April 20, 2011
Ruger Makes a 1911: SR-1911
I'd heard unkind things said about the potential for a Ruger 1911; some said it would be blocky and ugly, others talked about a Manhattan-phone-book's worth of safety warnings etched into the piece, along with various and multitudinous loaded chamber indicators, extra "safety" devices, mudflaps and curb feelers.
Maybe in the Ruger that used to be, not now. When it was decided to make a 1911, that's what they set out to make. So what is the Ruger SR-1911?
It's a standard 5-inch, 39 ounce single action, 7-round 1911. The slide is forged stainless steel, the receiver is cast. Both have a bead blasted finish. The barrel is also stainless steel. The extractor is internal. The external thumb safety is built up. There is a titanium firing pin.

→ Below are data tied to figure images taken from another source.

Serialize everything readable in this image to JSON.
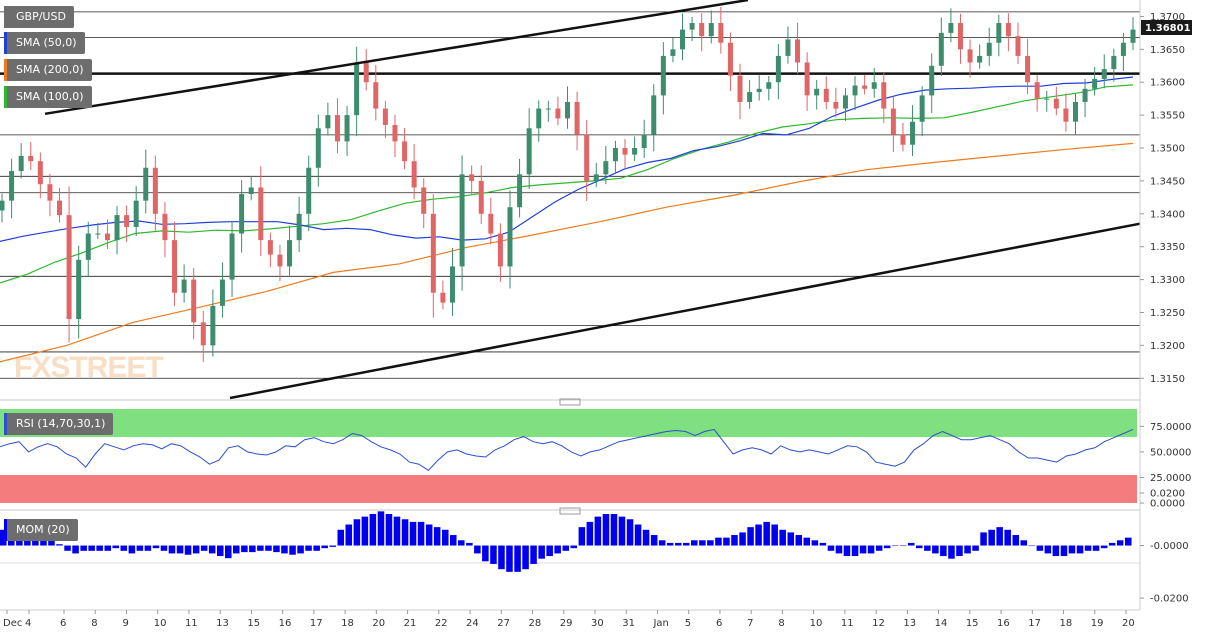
{
  "legend": {
    "symbol": "GBP/USD",
    "sma50": "SMA (50,0)",
    "sma200": "SMA (200,0)",
    "sma100": "SMA (100,0)",
    "rsi": "RSI (14,70,30,1)",
    "mom": "MOM (20)"
  },
  "watermark": "FXSTREET",
  "last_price": "1.36801",
  "colors": {
    "up": "#3d8c6e",
    "down": "#e06666",
    "sma50": "#1f3fd9",
    "sma100": "#2db82d",
    "sma200": "#f07b1e",
    "rsi_line": "#2b4fd0",
    "rsi_over": "#7ee07e",
    "rsi_under": "#f47c7c",
    "mom_bar": "#0000ee",
    "price_badge": "#1a1a1a"
  },
  "chart_data": [
    {
      "type": "candlestick",
      "title": "GBP/USD",
      "ylim": [
        1.312,
        1.3725
      ],
      "y_ticks": [
        "1.3700",
        "1.3650",
        "1.3600",
        "1.3550",
        "1.3500",
        "1.3450",
        "1.3400",
        "1.3350",
        "1.3300",
        "1.3250",
        "1.3200",
        "1.3150"
      ],
      "x_ticks": [
        "Dec",
        "4",
        "6",
        "8",
        "9",
        "10",
        "11",
        "13",
        "15",
        "16",
        "17",
        "18",
        "20",
        "21",
        "22",
        "24",
        "27",
        "28",
        "29",
        "30",
        "31",
        "Jan",
        "5",
        "6",
        "7",
        "8",
        "10",
        "11",
        "12",
        "13",
        "14",
        "15",
        "16",
        "17",
        "18",
        "19",
        "20"
      ],
      "close_series": [
        1.342,
        1.3465,
        1.3488,
        1.348,
        1.3445,
        1.342,
        1.3398,
        1.324,
        1.333,
        1.337,
        1.337,
        1.336,
        1.3398,
        1.338,
        1.342,
        1.347,
        1.34,
        1.336,
        1.328,
        1.33,
        1.3235,
        1.32,
        1.326,
        1.33,
        1.337,
        1.343,
        1.344,
        1.336,
        1.3338,
        1.332,
        1.336,
        1.34,
        1.347,
        1.353,
        1.355,
        1.351,
        1.355,
        1.363,
        1.36,
        1.356,
        1.3535,
        1.351,
        1.348,
        1.344,
        1.34,
        1.328,
        1.3265,
        1.332,
        1.346,
        1.345,
        1.34,
        1.337,
        1.332,
        1.341,
        1.346,
        1.353,
        1.356,
        1.356,
        1.3545,
        1.357,
        1.352,
        1.345,
        1.346,
        1.348,
        1.35,
        1.349,
        1.35,
        1.352,
        1.358,
        1.364,
        1.365,
        1.368,
        1.369,
        1.367,
        1.369,
        1.366,
        1.361,
        1.357,
        1.3585,
        1.359,
        1.36,
        1.364,
        1.3665,
        1.363,
        1.358,
        1.359,
        1.357,
        1.356,
        1.358,
        1.3595,
        1.359,
        1.36,
        1.356,
        1.352,
        1.3505,
        1.354,
        1.358,
        1.3625,
        1.3675,
        1.369,
        1.365,
        1.363,
        1.364,
        1.366,
        1.369,
        1.367,
        1.364,
        1.36,
        1.3575,
        1.3575,
        1.356,
        1.354,
        1.357,
        1.359,
        1.3605,
        1.362,
        1.364,
        1.366,
        1.368
      ],
      "sma50": [
        1.3358,
        1.3366,
        1.3372,
        1.3378,
        1.3383,
        1.3387,
        1.3389,
        1.3384,
        1.3385,
        1.3387,
        1.3388,
        1.3388,
        1.3388,
        1.3383,
        1.3376,
        1.3378,
        1.3376,
        1.3368,
        1.3363,
        1.3365,
        1.336,
        1.3362,
        1.3372,
        1.3395,
        1.3418,
        1.3437,
        1.3452,
        1.3468,
        1.3478,
        1.3484,
        1.3496,
        1.3502,
        1.3511,
        1.3522,
        1.352,
        1.353,
        1.3548,
        1.3561,
        1.3573,
        1.3582,
        1.3588,
        1.359,
        1.3591,
        1.3593,
        1.3594,
        1.3594,
        1.3598,
        1.3599,
        1.3604,
        1.3608
      ],
      "sma100": [
        1.3295,
        1.3308,
        1.3326,
        1.334,
        1.3356,
        1.337,
        1.3374,
        1.3372,
        1.3375,
        1.3374,
        1.3377,
        1.3381,
        1.3385,
        1.3391,
        1.3404,
        1.3416,
        1.3422,
        1.3426,
        1.3432,
        1.344,
        1.3444,
        1.3447,
        1.345,
        1.3454,
        1.3467,
        1.3484,
        1.3498,
        1.3509,
        1.3522,
        1.3532,
        1.3537,
        1.3543,
        1.3545,
        1.3546,
        1.3545,
        1.3546,
        1.3554,
        1.3563,
        1.3572,
        1.3578,
        1.3584,
        1.3593,
        1.3596
      ],
      "sma200": [
        1.3175,
        1.32,
        1.3235,
        1.3258,
        1.3282,
        1.3311,
        1.3324,
        1.3349,
        1.3368,
        1.3388,
        1.341,
        1.3428,
        1.3449,
        1.3467,
        1.3478,
        1.3488,
        1.3498,
        1.3507
      ]
    },
    {
      "type": "line",
      "title": "RSI (14,70,30,1)",
      "ylim": [
        0,
        92
      ],
      "y_ticks": [
        "75.0000",
        "50.0000",
        "25.0000",
        "0.0000"
      ],
      "overbought": 70,
      "oversold": 30,
      "values": [
        55,
        58,
        60,
        50,
        55,
        58,
        55,
        48,
        44,
        35,
        48,
        58,
        55,
        52,
        56,
        58,
        57,
        53,
        58,
        56,
        50,
        45,
        38,
        42,
        54,
        56,
        50,
        48,
        47,
        50,
        56,
        55,
        62,
        64,
        60,
        58,
        62,
        68,
        66,
        60,
        55,
        52,
        48,
        40,
        38,
        32,
        42,
        50,
        52,
        48,
        46,
        45,
        52,
        56,
        62,
        65,
        60,
        58,
        60,
        56,
        50,
        46,
        50,
        52,
        56,
        60,
        62,
        64,
        66,
        68,
        70,
        71,
        70,
        66,
        70,
        72,
        60,
        48,
        52,
        54,
        52,
        48,
        56,
        52,
        50,
        52,
        50,
        48,
        52,
        56,
        55,
        50,
        40,
        38,
        36,
        40,
        52,
        58,
        66,
        70,
        66,
        62,
        62,
        64,
        66,
        62,
        58,
        50,
        44,
        44,
        42,
        40,
        46,
        48,
        52,
        54,
        60,
        64,
        68,
        72
      ]
    },
    {
      "type": "bar",
      "title": "MOM (20)",
      "ylim": [
        -0.023,
        0.012
      ],
      "y_ticks": [
        "0.0200",
        "-0.0000",
        "-0.0200"
      ],
      "values": [
        0.006,
        0.005,
        0.005,
        0.004,
        0.004,
        0.002,
        0.002,
        0.0005,
        -0.002,
        -0.003,
        -0.002,
        -0.002,
        -0.002,
        -0.002,
        -0.001,
        -0.002,
        -0.003,
        -0.002,
        -0.002,
        -0.001,
        -0.002,
        -0.003,
        -0.003,
        -0.0035,
        -0.003,
        -0.002,
        -0.003,
        -0.004,
        -0.0048,
        -0.003,
        -0.0025,
        -0.0025,
        -0.002,
        -0.002,
        -0.0025,
        -0.003,
        -0.0035,
        -0.003,
        -0.002,
        -0.002,
        -0.001,
        -0.0005,
        0.006,
        0.008,
        0.01,
        0.011,
        0.012,
        0.013,
        0.012,
        0.011,
        0.01,
        0.009,
        0.009,
        0.008,
        0.007,
        0.006,
        0.004,
        0.002,
        0.001,
        -0.003,
        -0.006,
        -0.007,
        -0.009,
        -0.01,
        -0.01,
        -0.009,
        -0.007,
        -0.005,
        -0.004,
        -0.003,
        -0.002,
        -0.001,
        0.007,
        0.009,
        0.011,
        0.012,
        0.012,
        0.011,
        0.01,
        0.008,
        0.006,
        0.004,
        0.002,
        0.001,
        0.001,
        0.001,
        0.002,
        0.002,
        0.002,
        0.003,
        0.003,
        0.004,
        0.005,
        0.007,
        0.008,
        0.009,
        0.008,
        0.006,
        0.005,
        0.004,
        0.003,
        0.002,
        0.001,
        -0.002,
        -0.003,
        -0.004,
        -0.004,
        -0.003,
        -0.003,
        -0.002,
        -0.001,
        0,
        0,
        0.001,
        -0.001,
        -0.002,
        -0.003,
        -0.004,
        -0.005,
        -0.004,
        -0.003,
        -0.002,
        0.005,
        0.006,
        0.007,
        0.006,
        0.004,
        0.002,
        0,
        -0.002,
        -0.003,
        -0.004,
        -0.004,
        -0.003,
        -0.003,
        -0.002,
        -0.002,
        -0.001,
        0.001,
        0.002,
        0.003
      ]
    }
  ]
}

The grip safety is a beaver-tail with a pad extension at its base. There is no full-length guide rod. Slide serrations are at the rear of the slide only. The sights are a Novak rear with standard front in a dovetail. There are three white dots, two on the rear and one in front.
The trigger and hammer are skeletonized in the current style. The mainspring housing is checkered but not the front strap. The plunger tube is integral to the frame - not a piece that's staked on. I almost wish I could say the same about the stock screw bushings, but they are separate. The stocks are by Hogue and are of rubber. The stock screws have an Allen-head.
We had about 25 guns in the hands of various media and outdoors industry types. It's fair to say there were a few issues, as these guns were put out within the week before we arrived. I wanted to buy the one I shot, but these weren't finished products - they were post-prototype but not yet confirmed as final form.
I didn't miss the grip safety. I'm unsure what happened with those who did. We could build up the grip safety or ask Wayne Novak for "The Answer." (http://www.novaksights.com/customguns/1911/answer.html) For me, the gun worked fine as is.
I consumed between 300 and 400 rounds in the primary SR1911 I shot. Dave Spaulding shot closer to 600 rounds through his sample and one other. I noticed one edge that worked a blister up at the base of my shooting thumb before our time was up. The gun was otherwise "hands-friendly," a nice change from many 1911s of my acquaintance.
For me, the gun cries out for nothing. I'd change sights, if only to use a permanent marker to block out the white dots. I'd prefer tritium up front. Dave Biggers, marketing guru at XS Sights, installed XS Big Dots on the SR-1911 he used. He seemed to hit what he wanted to shoot with no problems.
At an MSRP of $799, you'd be a sap not to buy one if you're in the market for a 1911.
And, in 2011, who's not in the market for a 1911?